Published on July 11th, 2012 | by Juliet One36
Winchester Model 1897 Trench Gun
The Model 1897 Trench Gun is an old lead dispenser indeed, but it is the Great Granddaddy of our modern day combat shotguns.
Shotguns have come a long way since John Moses Browning introduced the M97 to the world. In modern day warfare shotguns serve to solve a number of different tasks such as breaching, close quarters battle, and even nonlethal methods of adversary control. They are truly the multi-tool of weapon systems.
When the United States decided to enter WWI they understood the brutality of trench warfare. They learned this by observing our allies and the casualties they sustained the three years prior to the U.S. entering the war.

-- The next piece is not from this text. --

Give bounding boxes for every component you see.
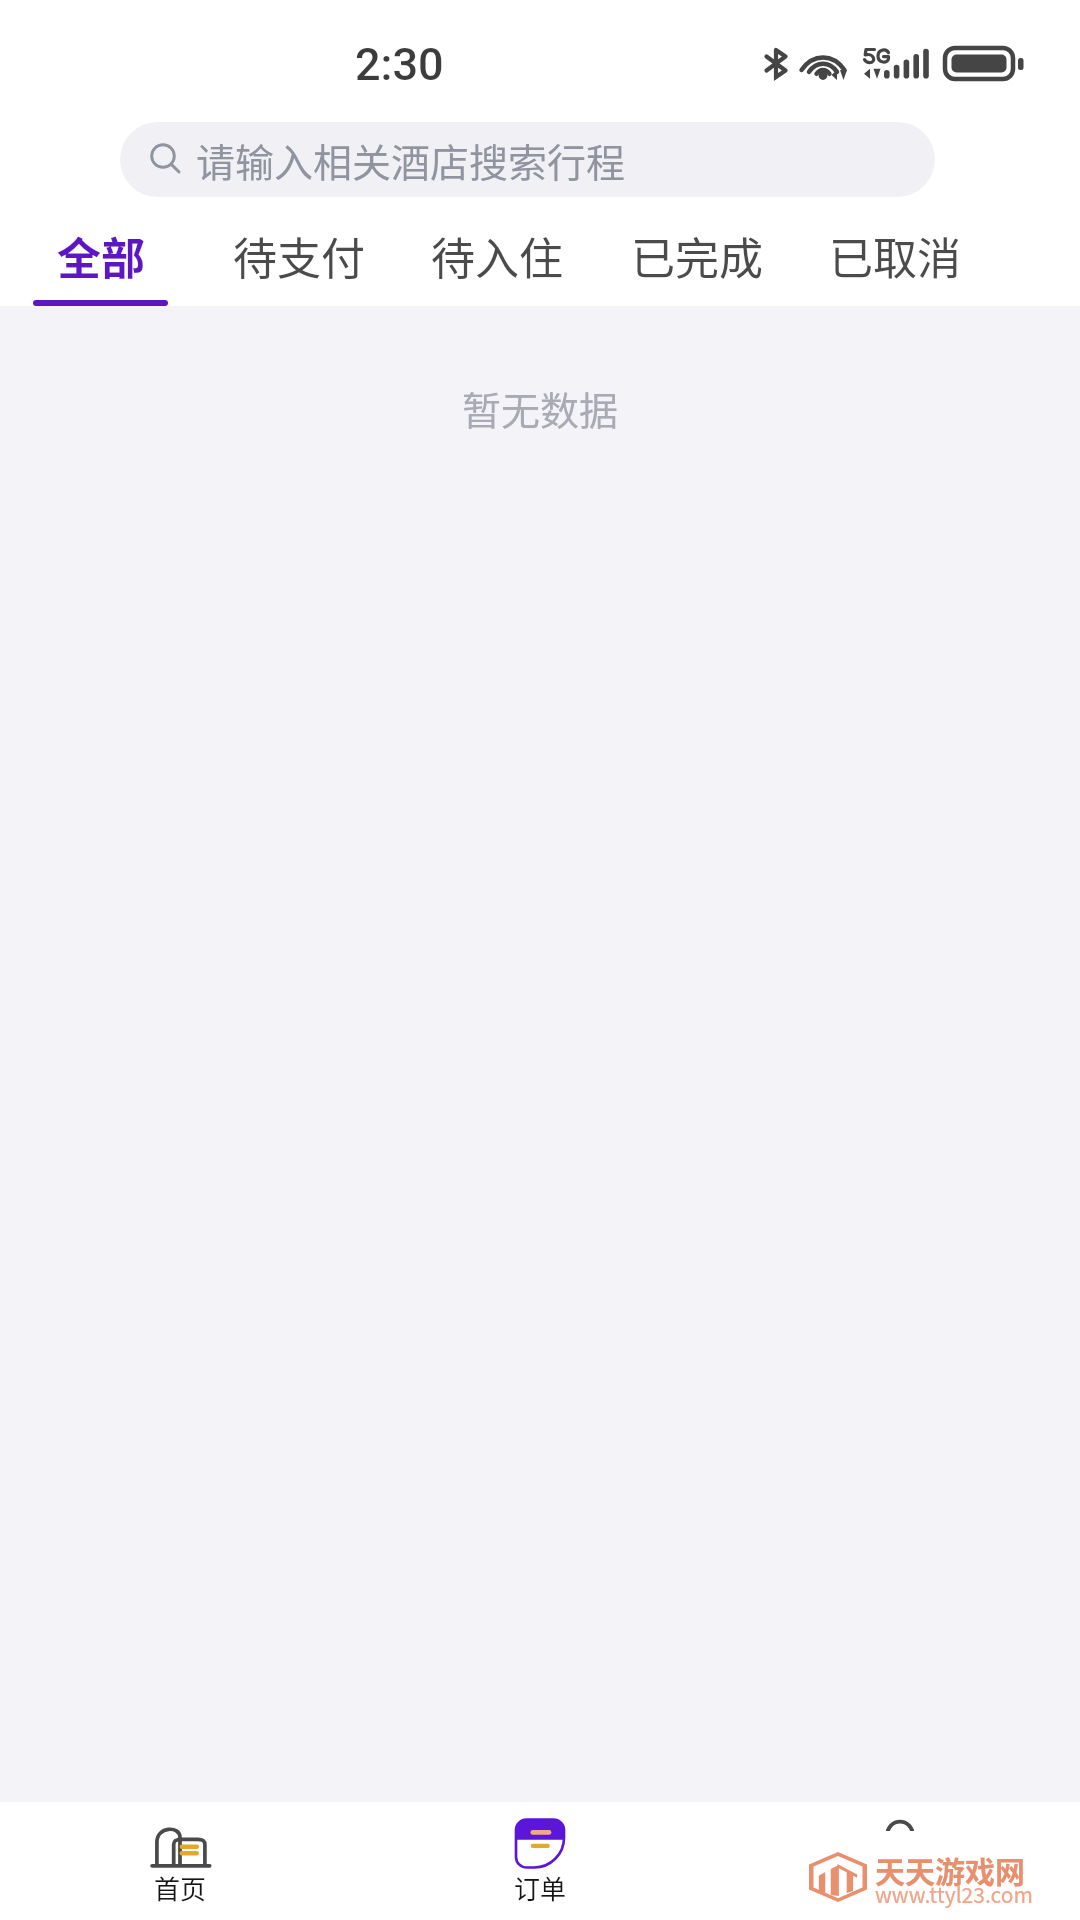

The trench gun was developed for one main purpose. The goal was to provide American troops with the capability of delivering a maximum amount of destruction at close range in a short amount of time.
The M97 quickly accomplished this goal and was so efficient at this task that the German government tried to have it outlawed in 1918 under the umbrella of the “law of war”. They pleaded that the M97 “Trench Sweeper” was inhumane and caused unnecessary suffering. This is also the only known documented occasion in which the legality of a shotgun has been raised in combat.
Needless to say, the U.S. ignored their plea and continued to field the weapon throughout the war and years after with great success.
The Winchester Model 1897 Trench Gun is unique in a couple ways. Unlike shotguns of modern times, the M97 has an external hammer. It is outfitted with a 20 inch barrel, which makes it a nice compact package for tight spaces. It is also outfitted with a steel heat shield to protect the operator’s hands from burns under high rates of fire.
A bayonet lug attachment was also added to allow the attachment of the M1917 bayonet. I mean, how cool is that! A bayonet on a shotgun, “the ultimate close quarters weapon”. Just in case 00 buck doesn’t do the trick, you can stab the enemy to death too.
The M97 can be broken down completely in half in less than 10 seconds. That is nice in the event you want to throw it in a pack or conceal it.
The feature I like the most about the M97 is the lack of a trigger disconnector. This allows the shotgun to “slam fire”, which means the operator can continually depress the trigger and work the pump action until empty, making the shotgun one of the fastest pump actions ever produced.
I think it’s important we recognize that we as American gunmen have a tendency to over-complicate and trick-out our tools of the trade. I do however believe there is something to be said about an old school down and dirty force multiplier. I believe the M97 is a perfect example of this.
I have to say I have an M97 and to this day it is my favorite go-to weapon for close-in work. I’m not saying I don’t get wrapped up in the modern day tools of the trade, because I do, but there is something cool about wielding a weapon that is almost a century old with confidence.